Thalidomide: 40 years on.

Thalidomide was marketed in the late-1950s as a sedative and tranquilliser of exceptionally low general toxicity, but in 1961 it was implicated separately by Lenz and MacBride as the cause of the epidemic of congenital malformations that had been puzzling the world for some years. It is a very potent teratogen in humans, but in few other mammalian species; damage to the embryo is produced at specific stages of gestation, but the mechanism of embryopathic action is still not understood. Following the withdrawal of the drug worldwide, it was consigned to the history of medical tragedies. In 1965, however, Sheskin discovered that it was effective in treating erythema nodosum leprosum, a distressing complication of leprosy. As the drug is neither an antibiotic nor an analgesic, its action was assumed to be immunosuppressive. In Brazil the drug was used widely with few regulatory controls, since when more than 100 cases of congenital malformation have appeared. Sheskin's discovery led to the experimental use of thalidomide in many other indications thought to possess some immunological component. In some cases, e.g. Behçet's syndrome, graft-versus-host disease and aphthous ulceration in HIV-positive patients, the drug has been shown to possess some efficacy. And there is some evidence that it inhibits the replication of one of the immunodeficiency viruses. The AIDS community in the US has exerted much pressure on the FDA to allow the drug on to the market, although the use of a potent immunosuppressive drug of unknown mechanism in an immunodeficiency condition raises further questions. Thalidomide is not always beneficial; its use is associated with an increased mortality in epidermal necrolysis. In 1991, D'Amato confirmed it possessed antiangiogenic properties and this led to further trials in malignant conditions. Results were mixed, but those in multiple myeloma gave some grounds for optimism. In 1998, the FDA announced its extraordinary decision to grant marketing approval for thalidomide.

Novel biological response modifiers derived from thalidomide.

Thalidomide (N-alpha-phthalimidoglutarimide) was used widely as a hypnotic/sedative agent in the late 1950s and the early 1960s, but had to be withdrawn from the market because of its severe teratogenicity.

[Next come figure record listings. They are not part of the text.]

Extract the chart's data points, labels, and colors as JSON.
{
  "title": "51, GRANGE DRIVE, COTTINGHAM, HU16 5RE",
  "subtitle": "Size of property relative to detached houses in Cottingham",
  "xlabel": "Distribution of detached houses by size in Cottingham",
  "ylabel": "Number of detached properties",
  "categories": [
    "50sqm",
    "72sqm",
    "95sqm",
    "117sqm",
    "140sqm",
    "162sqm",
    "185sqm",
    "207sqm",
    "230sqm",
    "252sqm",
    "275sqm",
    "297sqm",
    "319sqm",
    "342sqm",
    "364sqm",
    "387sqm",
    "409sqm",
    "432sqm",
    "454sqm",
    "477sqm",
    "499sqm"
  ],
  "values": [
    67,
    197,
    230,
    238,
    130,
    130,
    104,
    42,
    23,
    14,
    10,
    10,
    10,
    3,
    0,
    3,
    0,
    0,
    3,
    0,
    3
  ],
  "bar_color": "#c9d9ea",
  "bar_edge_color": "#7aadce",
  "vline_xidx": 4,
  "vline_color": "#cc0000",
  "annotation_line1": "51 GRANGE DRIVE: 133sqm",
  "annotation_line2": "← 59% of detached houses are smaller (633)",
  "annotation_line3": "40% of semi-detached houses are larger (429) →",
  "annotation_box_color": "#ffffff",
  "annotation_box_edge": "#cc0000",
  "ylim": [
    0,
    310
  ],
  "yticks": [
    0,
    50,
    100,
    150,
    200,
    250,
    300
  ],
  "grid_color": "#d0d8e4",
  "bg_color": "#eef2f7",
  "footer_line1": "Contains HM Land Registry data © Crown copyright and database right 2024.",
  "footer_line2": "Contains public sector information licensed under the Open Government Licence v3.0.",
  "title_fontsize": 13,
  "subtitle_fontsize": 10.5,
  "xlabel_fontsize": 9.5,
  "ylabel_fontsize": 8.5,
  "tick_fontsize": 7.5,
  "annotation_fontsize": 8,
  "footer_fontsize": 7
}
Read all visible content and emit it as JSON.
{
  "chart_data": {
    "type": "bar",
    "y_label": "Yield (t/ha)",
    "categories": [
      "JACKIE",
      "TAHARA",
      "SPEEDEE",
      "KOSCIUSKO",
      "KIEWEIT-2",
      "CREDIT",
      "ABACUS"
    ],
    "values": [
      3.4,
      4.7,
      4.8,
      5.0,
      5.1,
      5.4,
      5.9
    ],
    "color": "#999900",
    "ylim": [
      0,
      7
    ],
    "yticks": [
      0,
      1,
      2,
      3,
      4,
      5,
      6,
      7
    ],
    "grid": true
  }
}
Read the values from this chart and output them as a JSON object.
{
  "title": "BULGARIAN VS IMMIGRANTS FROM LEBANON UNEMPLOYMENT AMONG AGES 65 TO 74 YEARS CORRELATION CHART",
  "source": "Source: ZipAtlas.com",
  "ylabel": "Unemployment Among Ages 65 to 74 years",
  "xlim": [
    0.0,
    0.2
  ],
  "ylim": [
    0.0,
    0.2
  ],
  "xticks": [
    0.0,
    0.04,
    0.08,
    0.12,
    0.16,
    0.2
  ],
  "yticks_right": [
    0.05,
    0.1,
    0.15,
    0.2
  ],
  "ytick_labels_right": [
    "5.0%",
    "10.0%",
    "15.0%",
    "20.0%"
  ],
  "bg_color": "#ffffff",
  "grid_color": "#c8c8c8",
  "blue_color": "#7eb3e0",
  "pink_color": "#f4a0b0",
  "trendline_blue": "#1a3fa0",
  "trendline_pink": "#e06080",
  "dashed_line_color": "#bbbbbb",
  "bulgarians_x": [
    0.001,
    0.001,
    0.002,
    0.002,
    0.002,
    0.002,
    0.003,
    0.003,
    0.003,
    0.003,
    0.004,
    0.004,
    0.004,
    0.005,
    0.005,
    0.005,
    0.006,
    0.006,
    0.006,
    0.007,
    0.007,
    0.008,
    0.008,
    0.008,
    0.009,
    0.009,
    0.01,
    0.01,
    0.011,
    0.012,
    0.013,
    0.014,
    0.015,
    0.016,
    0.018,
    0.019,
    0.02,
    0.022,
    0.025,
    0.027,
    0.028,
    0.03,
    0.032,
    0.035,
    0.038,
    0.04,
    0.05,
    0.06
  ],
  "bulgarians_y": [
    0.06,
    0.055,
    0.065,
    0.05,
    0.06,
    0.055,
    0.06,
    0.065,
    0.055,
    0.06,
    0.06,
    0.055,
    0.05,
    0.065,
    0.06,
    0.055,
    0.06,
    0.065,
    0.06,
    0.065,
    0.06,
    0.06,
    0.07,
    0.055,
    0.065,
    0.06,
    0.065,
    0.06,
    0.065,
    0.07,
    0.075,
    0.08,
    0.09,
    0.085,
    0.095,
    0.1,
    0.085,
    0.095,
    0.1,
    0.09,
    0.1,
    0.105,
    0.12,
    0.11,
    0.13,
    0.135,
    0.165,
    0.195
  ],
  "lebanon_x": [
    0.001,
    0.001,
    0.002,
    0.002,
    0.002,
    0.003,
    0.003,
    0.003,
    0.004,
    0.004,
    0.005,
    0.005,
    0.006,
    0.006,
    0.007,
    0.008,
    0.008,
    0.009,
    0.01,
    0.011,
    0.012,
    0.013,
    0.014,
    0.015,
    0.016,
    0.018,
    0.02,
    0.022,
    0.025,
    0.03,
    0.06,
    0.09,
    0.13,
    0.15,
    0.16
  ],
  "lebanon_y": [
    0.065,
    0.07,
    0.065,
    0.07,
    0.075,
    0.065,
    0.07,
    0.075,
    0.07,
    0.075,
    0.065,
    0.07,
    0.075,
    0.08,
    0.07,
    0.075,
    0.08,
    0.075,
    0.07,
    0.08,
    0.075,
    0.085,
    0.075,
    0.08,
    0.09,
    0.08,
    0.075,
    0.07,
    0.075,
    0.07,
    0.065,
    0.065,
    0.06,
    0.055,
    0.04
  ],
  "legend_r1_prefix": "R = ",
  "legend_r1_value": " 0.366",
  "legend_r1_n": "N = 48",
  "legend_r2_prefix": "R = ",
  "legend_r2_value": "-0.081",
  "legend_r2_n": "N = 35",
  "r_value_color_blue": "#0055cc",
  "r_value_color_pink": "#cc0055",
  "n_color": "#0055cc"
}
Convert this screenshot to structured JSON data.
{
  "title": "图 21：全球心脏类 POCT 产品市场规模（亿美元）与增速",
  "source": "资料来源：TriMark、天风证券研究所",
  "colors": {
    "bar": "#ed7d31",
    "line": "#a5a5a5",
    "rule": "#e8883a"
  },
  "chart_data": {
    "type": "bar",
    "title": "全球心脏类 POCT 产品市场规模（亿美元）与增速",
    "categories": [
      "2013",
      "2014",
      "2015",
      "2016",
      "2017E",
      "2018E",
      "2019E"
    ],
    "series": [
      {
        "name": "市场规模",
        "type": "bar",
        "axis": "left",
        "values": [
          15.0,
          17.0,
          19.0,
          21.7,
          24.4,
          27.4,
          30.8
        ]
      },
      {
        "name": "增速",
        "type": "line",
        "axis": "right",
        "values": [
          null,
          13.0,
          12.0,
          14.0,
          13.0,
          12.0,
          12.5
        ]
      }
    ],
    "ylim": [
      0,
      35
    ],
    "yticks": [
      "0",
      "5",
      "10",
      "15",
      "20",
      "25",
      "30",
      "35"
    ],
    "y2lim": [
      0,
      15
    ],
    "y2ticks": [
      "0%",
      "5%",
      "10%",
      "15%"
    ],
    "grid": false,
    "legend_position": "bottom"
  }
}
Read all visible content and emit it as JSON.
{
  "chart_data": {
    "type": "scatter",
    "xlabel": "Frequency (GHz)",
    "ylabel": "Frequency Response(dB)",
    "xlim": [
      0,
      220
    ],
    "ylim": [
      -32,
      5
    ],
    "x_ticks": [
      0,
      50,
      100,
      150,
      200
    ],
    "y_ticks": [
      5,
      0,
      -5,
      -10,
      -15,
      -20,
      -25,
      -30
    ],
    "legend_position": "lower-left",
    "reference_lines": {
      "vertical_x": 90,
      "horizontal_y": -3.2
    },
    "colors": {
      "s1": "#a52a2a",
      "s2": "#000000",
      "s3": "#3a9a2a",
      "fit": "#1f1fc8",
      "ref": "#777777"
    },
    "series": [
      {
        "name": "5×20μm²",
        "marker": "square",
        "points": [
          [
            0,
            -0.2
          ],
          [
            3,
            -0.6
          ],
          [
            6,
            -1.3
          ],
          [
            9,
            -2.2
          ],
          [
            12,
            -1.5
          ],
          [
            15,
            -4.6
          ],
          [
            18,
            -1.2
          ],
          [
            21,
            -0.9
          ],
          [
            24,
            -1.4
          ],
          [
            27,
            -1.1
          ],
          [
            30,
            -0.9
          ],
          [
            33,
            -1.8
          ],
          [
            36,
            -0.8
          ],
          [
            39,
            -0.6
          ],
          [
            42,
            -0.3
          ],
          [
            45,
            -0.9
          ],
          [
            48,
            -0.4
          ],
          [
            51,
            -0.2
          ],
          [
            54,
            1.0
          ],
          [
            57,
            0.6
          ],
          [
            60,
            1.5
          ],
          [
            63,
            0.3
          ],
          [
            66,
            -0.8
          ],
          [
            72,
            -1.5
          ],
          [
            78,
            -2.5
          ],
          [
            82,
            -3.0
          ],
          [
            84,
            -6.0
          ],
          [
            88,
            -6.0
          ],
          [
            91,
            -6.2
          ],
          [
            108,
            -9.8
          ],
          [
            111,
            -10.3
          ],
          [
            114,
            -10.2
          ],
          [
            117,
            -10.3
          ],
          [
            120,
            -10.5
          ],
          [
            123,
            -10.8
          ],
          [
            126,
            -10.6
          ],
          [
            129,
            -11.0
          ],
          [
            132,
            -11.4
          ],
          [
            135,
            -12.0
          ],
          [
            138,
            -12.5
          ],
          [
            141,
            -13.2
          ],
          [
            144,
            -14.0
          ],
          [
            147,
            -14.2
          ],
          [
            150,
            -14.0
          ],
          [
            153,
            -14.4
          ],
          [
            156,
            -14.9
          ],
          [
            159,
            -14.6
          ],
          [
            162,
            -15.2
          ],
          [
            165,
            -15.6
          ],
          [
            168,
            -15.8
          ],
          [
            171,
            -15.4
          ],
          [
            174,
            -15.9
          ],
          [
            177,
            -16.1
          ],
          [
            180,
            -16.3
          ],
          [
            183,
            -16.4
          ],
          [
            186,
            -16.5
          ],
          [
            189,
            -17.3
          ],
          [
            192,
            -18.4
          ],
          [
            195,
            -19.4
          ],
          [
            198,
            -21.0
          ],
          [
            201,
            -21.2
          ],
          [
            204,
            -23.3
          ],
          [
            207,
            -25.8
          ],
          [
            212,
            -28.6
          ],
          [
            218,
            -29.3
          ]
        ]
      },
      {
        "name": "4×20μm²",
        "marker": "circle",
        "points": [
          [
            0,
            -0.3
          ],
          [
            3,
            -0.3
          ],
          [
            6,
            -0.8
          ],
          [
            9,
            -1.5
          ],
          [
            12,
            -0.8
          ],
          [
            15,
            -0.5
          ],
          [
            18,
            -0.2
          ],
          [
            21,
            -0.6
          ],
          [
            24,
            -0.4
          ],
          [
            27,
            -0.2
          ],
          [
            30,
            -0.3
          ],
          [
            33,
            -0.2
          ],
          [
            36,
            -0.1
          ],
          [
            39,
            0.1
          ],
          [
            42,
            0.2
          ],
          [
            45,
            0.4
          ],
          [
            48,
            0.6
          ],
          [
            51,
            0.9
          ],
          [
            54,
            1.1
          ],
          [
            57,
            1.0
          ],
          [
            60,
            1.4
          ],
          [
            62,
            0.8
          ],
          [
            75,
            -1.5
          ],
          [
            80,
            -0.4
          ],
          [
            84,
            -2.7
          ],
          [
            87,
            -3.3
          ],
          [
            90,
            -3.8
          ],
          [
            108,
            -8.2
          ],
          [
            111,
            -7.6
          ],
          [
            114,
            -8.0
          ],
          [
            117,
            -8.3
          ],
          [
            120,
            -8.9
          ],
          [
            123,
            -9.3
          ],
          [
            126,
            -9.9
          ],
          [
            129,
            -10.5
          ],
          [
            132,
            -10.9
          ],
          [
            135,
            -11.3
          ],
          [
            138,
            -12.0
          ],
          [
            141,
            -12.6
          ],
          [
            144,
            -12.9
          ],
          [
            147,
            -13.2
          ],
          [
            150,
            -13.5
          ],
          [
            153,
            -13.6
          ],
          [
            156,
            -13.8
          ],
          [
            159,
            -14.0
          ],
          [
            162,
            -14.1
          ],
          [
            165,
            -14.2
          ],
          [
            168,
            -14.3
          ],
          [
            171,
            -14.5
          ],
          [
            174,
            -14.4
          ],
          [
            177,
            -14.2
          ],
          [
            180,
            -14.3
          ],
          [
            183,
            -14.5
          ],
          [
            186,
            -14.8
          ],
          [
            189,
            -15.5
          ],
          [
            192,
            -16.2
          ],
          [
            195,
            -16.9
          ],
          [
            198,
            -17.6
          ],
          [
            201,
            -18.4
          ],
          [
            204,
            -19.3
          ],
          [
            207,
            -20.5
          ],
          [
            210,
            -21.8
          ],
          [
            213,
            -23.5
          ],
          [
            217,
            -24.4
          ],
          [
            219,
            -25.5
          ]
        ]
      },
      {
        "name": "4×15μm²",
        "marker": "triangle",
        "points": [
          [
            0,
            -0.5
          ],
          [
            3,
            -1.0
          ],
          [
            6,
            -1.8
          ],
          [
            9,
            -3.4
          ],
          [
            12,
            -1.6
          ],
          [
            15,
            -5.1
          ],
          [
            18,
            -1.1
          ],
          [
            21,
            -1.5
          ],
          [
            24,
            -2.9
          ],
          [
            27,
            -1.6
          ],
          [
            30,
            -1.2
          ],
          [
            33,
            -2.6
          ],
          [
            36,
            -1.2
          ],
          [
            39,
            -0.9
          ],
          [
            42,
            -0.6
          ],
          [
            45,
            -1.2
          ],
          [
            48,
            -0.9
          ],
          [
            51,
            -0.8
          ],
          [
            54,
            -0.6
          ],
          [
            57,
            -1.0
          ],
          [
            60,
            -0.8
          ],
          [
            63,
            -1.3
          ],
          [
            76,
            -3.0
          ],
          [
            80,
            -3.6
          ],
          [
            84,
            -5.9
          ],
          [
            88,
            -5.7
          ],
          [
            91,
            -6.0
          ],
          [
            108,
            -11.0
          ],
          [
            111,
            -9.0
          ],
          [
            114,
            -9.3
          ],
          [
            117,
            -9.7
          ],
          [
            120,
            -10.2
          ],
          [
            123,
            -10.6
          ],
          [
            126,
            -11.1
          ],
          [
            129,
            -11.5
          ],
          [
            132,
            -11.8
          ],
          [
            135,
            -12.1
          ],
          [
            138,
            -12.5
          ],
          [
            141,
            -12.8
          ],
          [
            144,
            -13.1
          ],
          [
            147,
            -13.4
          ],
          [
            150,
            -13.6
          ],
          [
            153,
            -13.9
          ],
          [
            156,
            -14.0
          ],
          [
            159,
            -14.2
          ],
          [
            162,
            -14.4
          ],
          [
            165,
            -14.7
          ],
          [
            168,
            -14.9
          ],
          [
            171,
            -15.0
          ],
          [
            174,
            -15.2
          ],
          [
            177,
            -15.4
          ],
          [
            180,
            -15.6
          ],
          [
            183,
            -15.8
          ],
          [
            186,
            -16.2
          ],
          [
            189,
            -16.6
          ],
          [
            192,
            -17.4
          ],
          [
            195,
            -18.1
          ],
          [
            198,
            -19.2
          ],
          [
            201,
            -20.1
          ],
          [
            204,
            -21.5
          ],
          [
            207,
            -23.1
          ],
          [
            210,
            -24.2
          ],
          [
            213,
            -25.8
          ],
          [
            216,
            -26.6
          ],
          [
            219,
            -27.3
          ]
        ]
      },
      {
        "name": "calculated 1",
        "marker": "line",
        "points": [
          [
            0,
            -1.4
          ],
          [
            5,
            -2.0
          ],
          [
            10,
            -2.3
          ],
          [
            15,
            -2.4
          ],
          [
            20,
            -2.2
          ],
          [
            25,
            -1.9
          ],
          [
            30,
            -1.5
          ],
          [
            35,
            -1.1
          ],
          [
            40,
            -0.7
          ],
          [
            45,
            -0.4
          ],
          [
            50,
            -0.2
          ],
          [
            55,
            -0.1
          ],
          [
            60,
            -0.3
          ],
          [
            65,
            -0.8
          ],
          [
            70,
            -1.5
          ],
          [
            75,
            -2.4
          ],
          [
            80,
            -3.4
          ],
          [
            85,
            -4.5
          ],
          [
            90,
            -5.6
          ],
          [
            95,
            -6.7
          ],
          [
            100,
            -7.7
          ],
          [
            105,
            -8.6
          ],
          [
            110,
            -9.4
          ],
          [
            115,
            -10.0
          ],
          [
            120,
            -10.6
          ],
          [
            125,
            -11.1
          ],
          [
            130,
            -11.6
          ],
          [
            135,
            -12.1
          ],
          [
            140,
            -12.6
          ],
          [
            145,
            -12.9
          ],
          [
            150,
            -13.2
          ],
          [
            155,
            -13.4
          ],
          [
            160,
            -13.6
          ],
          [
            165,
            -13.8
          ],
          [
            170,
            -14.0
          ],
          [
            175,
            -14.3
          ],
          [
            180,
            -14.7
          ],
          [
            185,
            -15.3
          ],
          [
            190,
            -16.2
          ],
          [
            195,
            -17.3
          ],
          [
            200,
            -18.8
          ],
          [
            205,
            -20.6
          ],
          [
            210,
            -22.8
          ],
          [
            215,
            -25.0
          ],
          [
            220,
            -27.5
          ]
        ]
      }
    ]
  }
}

In spite of this, there has been a resurgence of interest in the drug in recent years due to its potential usefulness for the treatment of various diseases, including acquired immunodeficiency syndrome (AIDS) and graft-versus-host disease (GVHD). The effectiveness of the drug in these diseases has been attributed to its specific inhibitory activity on tumor necrosis factor-alpha (TNF-alpha) production. Because TNF-alpha, a cytokine mediating host defence and immune regulation, with a wide range of activities, has deleterious pathophysiological effects in various diseases, including AIDS, tumors, rheumatoid arthritis and diabetes, its production-regulators are attractive lead compounds for novel biological response modifiers. The regulatory effect of thalidomide on TNF-alpha production has been found to be bidirectional, depending on both the cell-type and the TNF-alpha production-inducer; i.e., thalidomide possesses both enhancing and inhibiting activities on TNF-alpha production. Structural modification of thalidomide aiming at the creation of superior TNF-alpha production-regulators has afforded a number of phenyl- and benzylphthalimide analogs possessing more potent activity than thalidomide itself. The structure-activity relationships of these analogs has been investigated. The bidirectional TNF-alpha production-regulating activity is electronic state- and enantio-dependent, and both pure inhibitors and pure enhancers of TNF-alpha production has been obtained. Further structural development of the phthalimide analogs has yielded potent non-steroidal androgen antagonists.